Dabo Swinney didn’t watch NC State’s 33-yard field goal attempt in the final seconds of regulation on Saturday. Instead, he watched the student section behind the upright, waiting to see them react.
The ball went up, sailed wide to the right, and the crowd erupted.
“And I thought, you’re telling me there’s a chance,” Swinney recalled afterward.
Swinney had a good idea his team would prevail after that, though there were still a few hiccups before the Tigers’ 24-17 overtime win became official. But he’s been through this before. This entire season, it seems, has been one escape act after another.
There was Auburn’s Hail Mary that fell incomplete and Troy’s fourth-quarter comeback that fell short and Lamar Jackson’s fourth-down completion that nearly won a game for Louisville had James Quick not fallen out of bounds a half-yard shy of the marker.
Those late escapes have now become so common, they’re almost expected. In fact, it all feels a little familiar, like the last ACC team to make a run to the national championship game and return the bulk of its talent.
Go back two years to the 2014 Florida State team that was fresh off a BCS title with Jameis Winston and a cast of NFL talent around him, and there’s a similar road map of self-inflicted wounds, close calls and, ultimately, ugly wins. And like this year’s Clemson squad -- down to fourth in the latest AP poll -- that Seminoles team earned more critics with each narrow escape, dropping in the polls week after week.
And the lesson from both seasons, according to Tigers defensive coordinator Brent Venables, is the same.
“Winning is hard,” Venables said. “There’s all kinds of ways you can win, and fortunately they don’t put an asterisk by it. They all count the same.”
Winning certainly has been tough for Clemson this year, but the same can’t be said for Alabama (winning margin of 30.4 points per game), Michigan (39.7), Ohio State (36.5), Washington (35.3) or Baylor (26.5). They’ve made it all look easy, and so Clemson’s string of near-misses has the Tigers playing defense against the critics.
“We were one of the best teams in the country last year, so all eyes are on us,” Deshaun Watson said after Saturday’s game. “We’ve just got to continue to win. It’s not a beauty pageant. They’re not all going to be blowouts.”
Of course, Florida State felt the same -- and last year’s Ohio State team also followed a similar path -- but the similarities really end there.
The 2013 Florida State team was as dominant as any in recent college football history, but 2014 was filled with problems. Their turnover margin dropped markedly, the defense collapsed often, their margin of victory was cut by more than half -- but the Seminoles kept winning.

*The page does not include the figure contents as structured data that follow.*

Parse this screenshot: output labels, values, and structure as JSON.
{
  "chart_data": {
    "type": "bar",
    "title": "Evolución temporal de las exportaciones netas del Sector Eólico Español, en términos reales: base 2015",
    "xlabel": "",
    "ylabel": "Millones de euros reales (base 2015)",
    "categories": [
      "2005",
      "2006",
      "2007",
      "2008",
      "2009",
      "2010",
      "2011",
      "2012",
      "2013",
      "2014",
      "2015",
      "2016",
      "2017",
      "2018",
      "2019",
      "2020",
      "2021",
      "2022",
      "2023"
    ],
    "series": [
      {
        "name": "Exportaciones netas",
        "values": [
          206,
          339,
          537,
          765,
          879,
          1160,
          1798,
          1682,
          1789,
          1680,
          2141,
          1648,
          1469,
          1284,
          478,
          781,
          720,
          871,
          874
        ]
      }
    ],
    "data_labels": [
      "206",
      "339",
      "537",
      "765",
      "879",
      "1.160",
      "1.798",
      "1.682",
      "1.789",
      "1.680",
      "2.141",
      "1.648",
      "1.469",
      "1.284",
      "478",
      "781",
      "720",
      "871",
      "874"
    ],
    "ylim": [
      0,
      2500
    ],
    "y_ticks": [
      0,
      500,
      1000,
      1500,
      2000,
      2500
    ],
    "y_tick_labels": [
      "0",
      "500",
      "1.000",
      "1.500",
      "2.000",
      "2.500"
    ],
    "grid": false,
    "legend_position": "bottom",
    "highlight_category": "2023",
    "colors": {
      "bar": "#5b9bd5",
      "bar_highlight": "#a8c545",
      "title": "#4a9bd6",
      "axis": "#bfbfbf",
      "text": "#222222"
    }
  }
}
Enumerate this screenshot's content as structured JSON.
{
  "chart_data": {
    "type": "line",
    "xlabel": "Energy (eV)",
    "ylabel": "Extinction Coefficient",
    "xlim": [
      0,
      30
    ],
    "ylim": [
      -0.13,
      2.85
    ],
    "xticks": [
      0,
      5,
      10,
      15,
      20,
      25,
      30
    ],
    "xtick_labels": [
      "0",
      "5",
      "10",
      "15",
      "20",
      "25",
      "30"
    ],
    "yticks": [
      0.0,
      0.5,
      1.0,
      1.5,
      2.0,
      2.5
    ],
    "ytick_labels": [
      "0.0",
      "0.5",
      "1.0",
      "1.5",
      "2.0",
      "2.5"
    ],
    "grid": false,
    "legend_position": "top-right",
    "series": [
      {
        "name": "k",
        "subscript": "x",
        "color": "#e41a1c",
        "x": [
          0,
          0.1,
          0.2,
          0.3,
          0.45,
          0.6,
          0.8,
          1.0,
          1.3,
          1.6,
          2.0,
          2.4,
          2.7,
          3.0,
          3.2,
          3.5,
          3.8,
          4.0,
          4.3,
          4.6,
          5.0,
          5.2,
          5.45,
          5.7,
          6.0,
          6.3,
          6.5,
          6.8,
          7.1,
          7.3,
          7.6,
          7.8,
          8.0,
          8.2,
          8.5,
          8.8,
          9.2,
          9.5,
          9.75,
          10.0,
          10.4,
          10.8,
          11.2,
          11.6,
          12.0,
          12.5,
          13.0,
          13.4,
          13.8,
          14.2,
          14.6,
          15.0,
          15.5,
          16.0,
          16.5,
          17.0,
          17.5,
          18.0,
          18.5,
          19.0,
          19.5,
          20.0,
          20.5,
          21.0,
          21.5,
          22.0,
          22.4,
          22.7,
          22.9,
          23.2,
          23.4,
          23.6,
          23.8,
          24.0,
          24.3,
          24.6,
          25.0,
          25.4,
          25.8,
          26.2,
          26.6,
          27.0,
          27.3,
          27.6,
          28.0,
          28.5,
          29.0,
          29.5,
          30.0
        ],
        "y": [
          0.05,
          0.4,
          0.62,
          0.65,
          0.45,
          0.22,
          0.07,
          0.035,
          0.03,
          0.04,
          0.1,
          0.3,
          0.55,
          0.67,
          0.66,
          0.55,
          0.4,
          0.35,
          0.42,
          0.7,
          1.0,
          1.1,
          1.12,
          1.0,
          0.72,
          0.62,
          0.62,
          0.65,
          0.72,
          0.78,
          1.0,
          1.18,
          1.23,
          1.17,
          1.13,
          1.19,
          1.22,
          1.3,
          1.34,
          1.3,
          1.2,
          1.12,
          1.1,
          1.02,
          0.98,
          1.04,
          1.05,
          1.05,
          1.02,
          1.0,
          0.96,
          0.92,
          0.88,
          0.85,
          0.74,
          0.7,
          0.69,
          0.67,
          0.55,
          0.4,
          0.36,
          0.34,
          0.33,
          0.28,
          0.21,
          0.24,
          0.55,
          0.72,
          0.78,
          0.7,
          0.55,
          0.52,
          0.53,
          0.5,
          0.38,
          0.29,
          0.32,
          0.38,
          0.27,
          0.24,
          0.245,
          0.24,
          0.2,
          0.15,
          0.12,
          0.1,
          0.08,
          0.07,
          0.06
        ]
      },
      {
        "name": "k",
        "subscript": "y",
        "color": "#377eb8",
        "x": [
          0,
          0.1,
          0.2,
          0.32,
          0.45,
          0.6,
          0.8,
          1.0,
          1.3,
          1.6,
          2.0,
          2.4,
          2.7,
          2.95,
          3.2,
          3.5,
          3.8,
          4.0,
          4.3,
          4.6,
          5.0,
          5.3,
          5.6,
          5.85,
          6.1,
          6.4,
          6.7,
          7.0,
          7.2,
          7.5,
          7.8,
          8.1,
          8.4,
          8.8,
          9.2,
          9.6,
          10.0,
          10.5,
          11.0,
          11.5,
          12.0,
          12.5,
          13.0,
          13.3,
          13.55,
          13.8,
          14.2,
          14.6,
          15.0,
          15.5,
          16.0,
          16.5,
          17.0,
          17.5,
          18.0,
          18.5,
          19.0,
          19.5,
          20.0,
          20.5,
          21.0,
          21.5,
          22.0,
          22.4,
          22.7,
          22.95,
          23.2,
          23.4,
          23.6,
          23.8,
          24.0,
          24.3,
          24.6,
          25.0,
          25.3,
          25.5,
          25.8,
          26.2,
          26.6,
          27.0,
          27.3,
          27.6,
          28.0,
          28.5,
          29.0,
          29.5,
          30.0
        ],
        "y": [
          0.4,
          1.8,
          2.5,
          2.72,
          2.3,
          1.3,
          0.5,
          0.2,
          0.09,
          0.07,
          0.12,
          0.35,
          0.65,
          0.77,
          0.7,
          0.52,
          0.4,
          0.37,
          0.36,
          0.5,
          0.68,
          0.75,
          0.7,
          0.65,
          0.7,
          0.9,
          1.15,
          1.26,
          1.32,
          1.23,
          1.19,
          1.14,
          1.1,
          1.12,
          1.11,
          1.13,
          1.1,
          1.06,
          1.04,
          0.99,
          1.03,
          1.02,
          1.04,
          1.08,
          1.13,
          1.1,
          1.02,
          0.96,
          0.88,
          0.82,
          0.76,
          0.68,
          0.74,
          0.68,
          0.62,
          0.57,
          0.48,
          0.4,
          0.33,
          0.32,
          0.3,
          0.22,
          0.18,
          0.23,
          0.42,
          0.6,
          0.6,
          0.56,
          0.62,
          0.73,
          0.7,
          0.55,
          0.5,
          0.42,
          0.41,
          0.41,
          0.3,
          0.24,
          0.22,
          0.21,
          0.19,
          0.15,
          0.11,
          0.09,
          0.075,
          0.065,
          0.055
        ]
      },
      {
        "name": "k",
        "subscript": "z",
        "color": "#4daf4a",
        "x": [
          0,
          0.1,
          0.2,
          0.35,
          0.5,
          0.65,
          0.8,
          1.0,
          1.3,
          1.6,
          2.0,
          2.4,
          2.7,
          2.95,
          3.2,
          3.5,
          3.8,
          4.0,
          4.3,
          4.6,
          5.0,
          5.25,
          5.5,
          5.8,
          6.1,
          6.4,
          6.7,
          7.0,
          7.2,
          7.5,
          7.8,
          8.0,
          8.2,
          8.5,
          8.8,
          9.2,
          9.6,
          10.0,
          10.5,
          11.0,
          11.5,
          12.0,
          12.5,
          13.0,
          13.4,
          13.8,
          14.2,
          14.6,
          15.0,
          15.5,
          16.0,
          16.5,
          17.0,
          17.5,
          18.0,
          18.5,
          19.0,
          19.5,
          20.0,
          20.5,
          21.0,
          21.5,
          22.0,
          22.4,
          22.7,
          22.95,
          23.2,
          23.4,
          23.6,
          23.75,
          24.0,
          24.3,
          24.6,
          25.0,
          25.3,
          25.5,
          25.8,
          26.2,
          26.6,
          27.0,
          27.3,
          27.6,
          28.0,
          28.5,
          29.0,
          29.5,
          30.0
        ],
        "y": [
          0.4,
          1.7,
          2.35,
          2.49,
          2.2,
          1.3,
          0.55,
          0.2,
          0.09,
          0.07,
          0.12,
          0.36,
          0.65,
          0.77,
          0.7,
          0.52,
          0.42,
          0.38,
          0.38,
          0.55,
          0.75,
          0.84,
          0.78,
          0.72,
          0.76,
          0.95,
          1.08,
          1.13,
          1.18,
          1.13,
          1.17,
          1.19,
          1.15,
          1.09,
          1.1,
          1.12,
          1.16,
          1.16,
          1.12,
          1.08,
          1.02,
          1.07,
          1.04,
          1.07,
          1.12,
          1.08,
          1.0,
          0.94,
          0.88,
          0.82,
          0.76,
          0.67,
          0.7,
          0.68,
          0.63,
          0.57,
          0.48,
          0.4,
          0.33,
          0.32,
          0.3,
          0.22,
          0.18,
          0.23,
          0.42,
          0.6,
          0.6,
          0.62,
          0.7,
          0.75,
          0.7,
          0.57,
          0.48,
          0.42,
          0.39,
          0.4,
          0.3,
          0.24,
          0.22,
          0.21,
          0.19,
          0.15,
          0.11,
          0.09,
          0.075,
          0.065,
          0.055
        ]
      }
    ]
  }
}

Clemson, too, has kept winning, but the Tigers’ numbers really aren’t drastically different from last season’s first seven games. They’re scoring about two fewer points per game and allowing about one extra, but their opposition has been far superior to what the Tigers faced in their first seven games a year ago. Clemson has coughed up a couple of extra turnovers, but it’s also had fewer three-and-outs. The red zone production has been worse, but Clemson also has enjoyed eight more drives into the red zone this season.
There have been strong points and mistakes, and certainly the Clemson coaching staff would like to see less of the latter.

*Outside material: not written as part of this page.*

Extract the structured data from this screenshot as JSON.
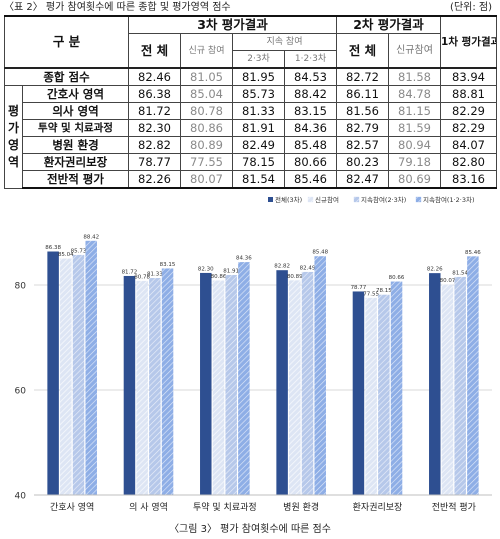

“The adversity is something you have to embrace because it really forces us to lean on one another,” Venables said. “And that’s what good teams do -- they do get better, they do correct mistakes.”
Clemson has a bye to start correcting mistakes. Next up on the docket is, fittingly, Florida State.

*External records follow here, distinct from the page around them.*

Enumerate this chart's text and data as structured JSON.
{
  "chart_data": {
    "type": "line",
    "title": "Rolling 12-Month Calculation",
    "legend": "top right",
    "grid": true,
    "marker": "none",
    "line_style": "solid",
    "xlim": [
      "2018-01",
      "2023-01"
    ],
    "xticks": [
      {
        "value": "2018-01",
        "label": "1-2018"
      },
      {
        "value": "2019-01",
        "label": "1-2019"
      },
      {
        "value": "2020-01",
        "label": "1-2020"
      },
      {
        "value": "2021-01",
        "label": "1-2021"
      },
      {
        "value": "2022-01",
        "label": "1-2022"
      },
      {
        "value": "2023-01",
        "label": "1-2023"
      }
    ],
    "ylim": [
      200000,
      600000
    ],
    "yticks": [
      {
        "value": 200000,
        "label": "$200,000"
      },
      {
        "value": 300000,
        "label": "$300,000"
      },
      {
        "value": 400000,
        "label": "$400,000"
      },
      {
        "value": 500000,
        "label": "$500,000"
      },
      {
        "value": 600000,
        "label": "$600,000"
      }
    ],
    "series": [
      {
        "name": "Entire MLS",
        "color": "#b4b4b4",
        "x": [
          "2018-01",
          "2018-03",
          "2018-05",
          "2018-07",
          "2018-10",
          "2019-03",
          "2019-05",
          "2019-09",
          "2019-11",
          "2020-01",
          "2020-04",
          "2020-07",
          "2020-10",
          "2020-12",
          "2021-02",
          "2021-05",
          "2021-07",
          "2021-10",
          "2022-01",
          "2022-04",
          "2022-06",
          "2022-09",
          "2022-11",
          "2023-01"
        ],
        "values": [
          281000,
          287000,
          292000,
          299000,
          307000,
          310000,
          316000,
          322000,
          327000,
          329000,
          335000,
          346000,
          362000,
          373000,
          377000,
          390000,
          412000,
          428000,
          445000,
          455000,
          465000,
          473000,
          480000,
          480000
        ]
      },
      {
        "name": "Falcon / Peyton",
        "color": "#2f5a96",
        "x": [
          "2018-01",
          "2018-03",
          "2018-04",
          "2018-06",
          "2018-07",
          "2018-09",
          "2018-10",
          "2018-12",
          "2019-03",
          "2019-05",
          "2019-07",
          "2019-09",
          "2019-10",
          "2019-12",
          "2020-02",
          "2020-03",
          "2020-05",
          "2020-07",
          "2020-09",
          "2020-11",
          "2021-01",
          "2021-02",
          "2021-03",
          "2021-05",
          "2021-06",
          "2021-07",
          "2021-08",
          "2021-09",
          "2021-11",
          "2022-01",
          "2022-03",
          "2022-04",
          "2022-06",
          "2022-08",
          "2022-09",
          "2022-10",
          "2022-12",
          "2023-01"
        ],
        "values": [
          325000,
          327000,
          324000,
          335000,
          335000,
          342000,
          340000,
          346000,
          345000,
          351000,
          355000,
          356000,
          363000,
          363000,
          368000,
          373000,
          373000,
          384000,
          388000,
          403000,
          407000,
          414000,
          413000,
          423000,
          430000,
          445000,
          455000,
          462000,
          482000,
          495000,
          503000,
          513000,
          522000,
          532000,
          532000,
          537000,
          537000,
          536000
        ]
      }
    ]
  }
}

And while the similarities between this year’s Clemson team and those 2014 Seminoles may be in perception only, there is one big overlap. That FSU team had a giant target on its back as the kings of the ACC. The same can be said for Clemson this year. They’ve seen formations in games they’d not seen on tape, faced teams more motivated than they’d been in previous games, weathered storms that simply didn’t exist a year ago as the Tigers charged toward the mountaintop.
There’s a big difference between chasing the goal and defending it. The latter might be a lot harder and -- aside from Alabama -- most teams don’t make it look nearly as pretty.
“It’s Clemson. Everybody wants to beat Clemson, and we’re going to get everyone’s best shot,” Watson said. “Everyone knows we’re one of the best teams in the country, and they all want to go where we were last year.”